The evocation of every patch of land, of every animal, every character and every part of every day is truely immense in this delightful journal from Hemingway. While even better than the pure descriptions of Africa in all her glory are the many intriguing off-shoots as the author explores everything from the flow of newly dumped waste in the Gulf Stream to the state of American literature. Add to this some fantastically lively dialogue and you know those pages are going to flick past in the blink of an eye. I do agree to some extent with the review below, highlighting that it's a journal of "drunkards" rambling through Africa and destroying animals whose grace is blatently apparent next to the tourists, thinking of themselves more as adventurers, however far that would be from the truth. Nevertheless, that's just a normative take on Hemingway and his chums and doesn't detract from the wonderful work of Hemingway and his pen.
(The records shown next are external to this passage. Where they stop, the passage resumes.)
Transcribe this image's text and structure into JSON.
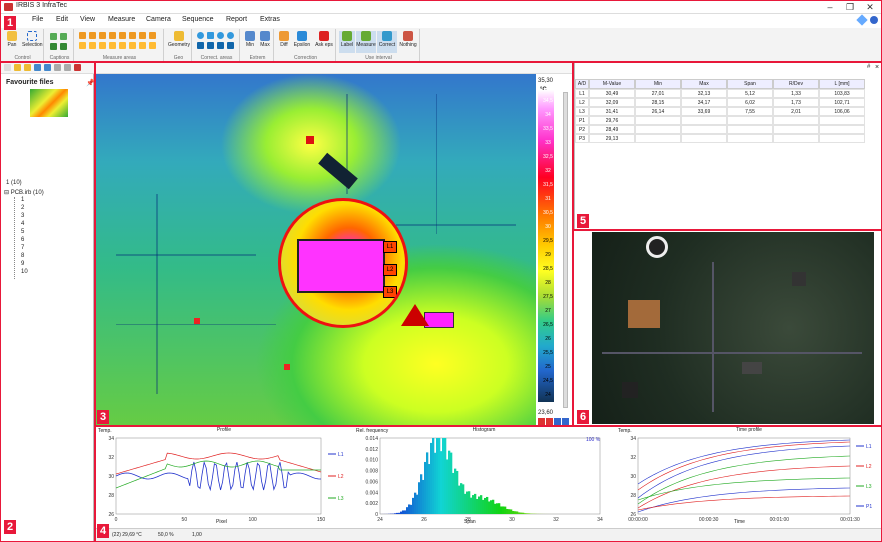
{
  "window": {
    "title": "IRBIS 3 InfraTec"
  },
  "menu": [
    "File",
    "Edit",
    "View",
    "Measure",
    "Camera",
    "Sequence",
    "Report",
    "Extras"
  ],
  "ribbon": {
    "pan": "Pan",
    "selection": "Selection",
    "geometry": "Geometry",
    "max": "Max",
    "min": "Min",
    "diff": "Diff",
    "epsilon": "Epsilon",
    "ask_eps": "Ask eps",
    "label": "Label",
    "measure": "Measure",
    "correct": "Correct",
    "nothing": "Nothing",
    "groups": [
      "Control",
      "Captions",
      "Measure areas",
      "Geo",
      "Correct. areas",
      "Extrem",
      "Correction",
      "Use interval"
    ]
  },
  "left_panel": {
    "favourites_title": "Favourite files",
    "file_count": "1 (10)",
    "tree_root": "PCB.irb (10)",
    "tree_items": [
      "1",
      "2",
      "3",
      "4",
      "5",
      "6",
      "7",
      "8",
      "9",
      "10"
    ]
  },
  "thermo": {
    "unit": "°C",
    "scale_max": "35,30",
    "scale_min": "23,60",
    "ticks": [
      "34,5",
      "34",
      "33,5",
      "33",
      "32,5",
      "32",
      "31,5",
      "31",
      "30,5",
      "30",
      "29,5",
      "29",
      "28,5",
      "28",
      "27,5",
      "27",
      "26,5",
      "26",
      "25,5",
      "25",
      "24,5",
      "24"
    ],
    "zoom_labels": [
      "L1",
      "L2",
      "L3"
    ]
  },
  "table": {
    "headers": [
      "A/D",
      "M-Value",
      "Min",
      "Max",
      "Span",
      "R/Dev",
      "L [mm]"
    ],
    "rows": [
      [
        "L1",
        "30,49",
        "27,01",
        "32,13",
        "5,12",
        "1,33",
        "103,83"
      ],
      [
        "L2",
        "32,09",
        "28,15",
        "34,17",
        "6,02",
        "1,73",
        "102,71"
      ],
      [
        "L3",
        "31,41",
        "26,14",
        "33,69",
        "7,55",
        "2,01",
        "106,06"
      ],
      [
        "P1",
        "29,76",
        "",
        "",
        "",
        "",
        ""
      ],
      [
        "P2",
        "28,49",
        "",
        "",
        "",
        "",
        ""
      ],
      [
        "P3",
        "29,13",
        "",
        "",
        "",
        "",
        ""
      ]
    ]
  },
  "plots": {
    "profile": {
      "title": "Profile",
      "ylabel": "Temp.",
      "xlabel": "Pixel",
      "yticks": [
        "34",
        "32",
        "30",
        "28",
        "26"
      ],
      "xticks": [
        "0",
        "50",
        "100",
        "150"
      ],
      "legend": [
        "L1",
        "L2",
        "L3"
      ]
    },
    "histogram": {
      "title": "Histogram",
      "ylabel": "Rel. frequency",
      "xlabel": "Span",
      "yticks": [
        "0.014",
        "0.012",
        "0.010",
        "0.008",
        "0.006",
        "0.004",
        "0.002",
        "0"
      ],
      "xticks": [
        "24",
        "26",
        "28",
        "30",
        "32",
        "34"
      ],
      "pct": "100 %"
    },
    "time": {
      "title": "Time profile",
      "ylabel": "Temp.",
      "xlabel": "Time",
      "yticks": [
        "34",
        "32",
        "30",
        "28",
        "26"
      ],
      "xticks": [
        "00:00:00",
        "00:00:30",
        "00:01:00",
        "00:01:30"
      ],
      "legend": [
        "L1",
        "L2",
        "L3",
        "P1"
      ]
    }
  },
  "status": {
    "coord": "(22) 29,69 °C",
    "zoom": "50,0 %",
    "factor": "1,00"
  },
  "callouts": [
    "1",
    "2",
    "3",
    "4",
    "5",
    "6"
  ],
  "colors": {
    "callout": "#e8183a",
    "l1": "#2233cc",
    "l2": "#e02020",
    "l3": "#22aa22"
  }
}
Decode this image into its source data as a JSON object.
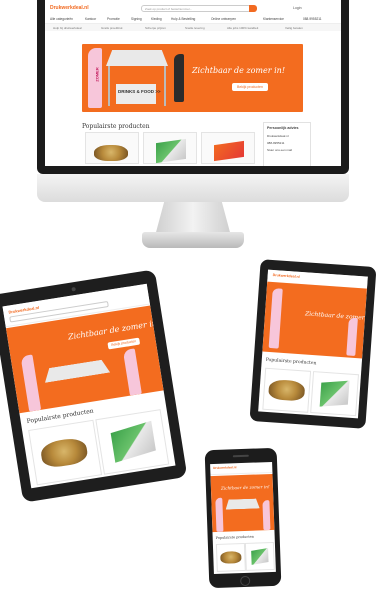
{
  "colors": {
    "brand_orange": "#f36c1f",
    "device_black": "#1e1e1e",
    "background": "#ffffff"
  },
  "desktop": {
    "logo_text": "Drukwerkdeal.nl",
    "search_placeholder": "Zoek op product of bestelnummer...",
    "login_label": "Login",
    "nav_items": [
      "Alle categorieën",
      "Kantoor",
      "Promotie",
      "Signing",
      "Kleding",
      "Hulp & Bestelling",
      "Online ontwerpen"
    ],
    "account_label": "Klantenservice",
    "phone_number": "088-9955211",
    "usp_items": [
      "Hulp bij drukwerkdeal",
      "Gratis proefdruk",
      "Scherpe prijzen",
      "Snelle levering",
      "Alle jobs 100% kwaliteit",
      "Veilig betalen"
    ],
    "hero_title": "Zichtbaar de zomer in!",
    "hero_button": "Bekijk producten",
    "section_title": "Populairste producten",
    "side_title": "Persoonlijk advies",
    "side_lines": [
      "Drukwerkdeal.nl",
      "088-9955211",
      "Stuur ons een mail"
    ],
    "hero_flag_text": "ZOMER",
    "hero_banner_text": "DRINKS & FOOD >>"
  },
  "tablet_landscape": {
    "logo_text": "Drukwerkdeal.nl",
    "hero_title": "Zichtbaar de zomer in!",
    "hero_button": "Bekijk producten",
    "section_title": "Populairste producten"
  },
  "tablet_portrait": {
    "logo_text": "Drukwerkdeal.nl",
    "hero_title": "Zichtbaar de zomer in!",
    "section_title": "Populairste producten"
  },
  "phone": {
    "logo_text": "Drukwerkdeal.nl",
    "hero_title": "Zichtbaar de zomer in!",
    "section_title": "Populairste producten"
  }
}
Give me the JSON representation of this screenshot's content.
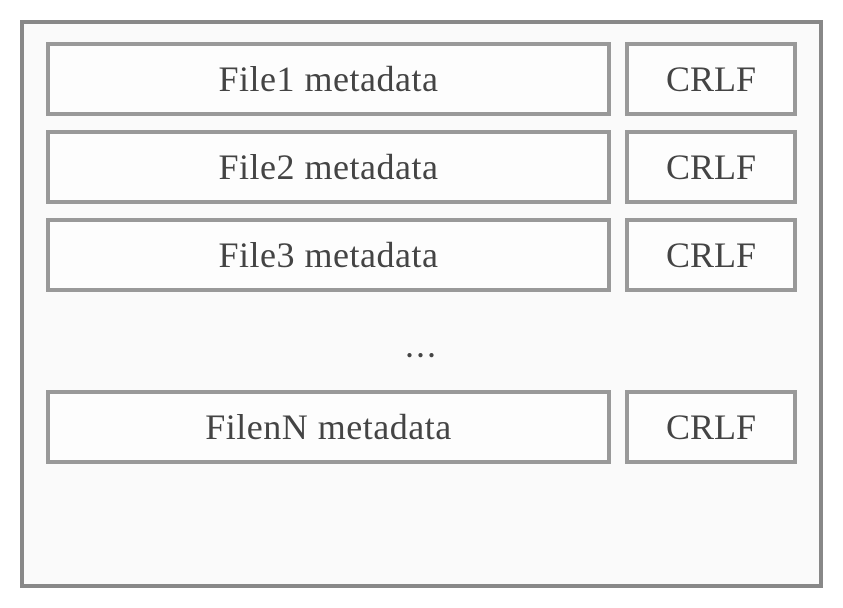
{
  "rows": [
    {
      "metadata": "File1 metadata",
      "terminator": "CRLF"
    },
    {
      "metadata": "File2 metadata",
      "terminator": "CRLF"
    },
    {
      "metadata": "File3 metadata",
      "terminator": "CRLF"
    }
  ],
  "ellipsis": "...",
  "final_row": {
    "metadata": "FilenN metadata",
    "terminator": "CRLF"
  }
}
A great read and certainly a good and cheap alternative to taking an African safari holiday.
Green Hills of Africa
this is a great read about a exceptional lifestyle.
He was a well travelled man, and a great author, and wrote many classics. As far as travelling novels goes, this is a great pick.
Hemingway had the ability to really make you wish you was there, and I guess most of us Hemingway fans, long for the mountains of spain, fishing the lakes and drinking wine, or just wandering.
This book is no exception. Allthough im not that great hunting fan, and I disliked the glorification of hunting, I loved the
description of the african environment.
Sometimes you wish things was like the old days.
Just you and the nature. The longing of the wild.
Hemingway shows us this need, and even though shooting animals for the sport isn't my sort of fun, I really enjoyed this book.
An excellent book
...this is not an environmentally friendly, politically correct book; it is full of Hemingway's (true or perceived) self image of being a "real man". But that's the way Hemingway wrote and tried to live his life. If you don't appreciate that, if you can't place Hemingway's works into perspective, then read something else. For the others: this is a masterpiece. You live the story together with the author. His talent places you there: sweating, dusty, being excited with anticipation stalking game in the African bush. And you'll long to sit in the shade of a tree with a whisky too.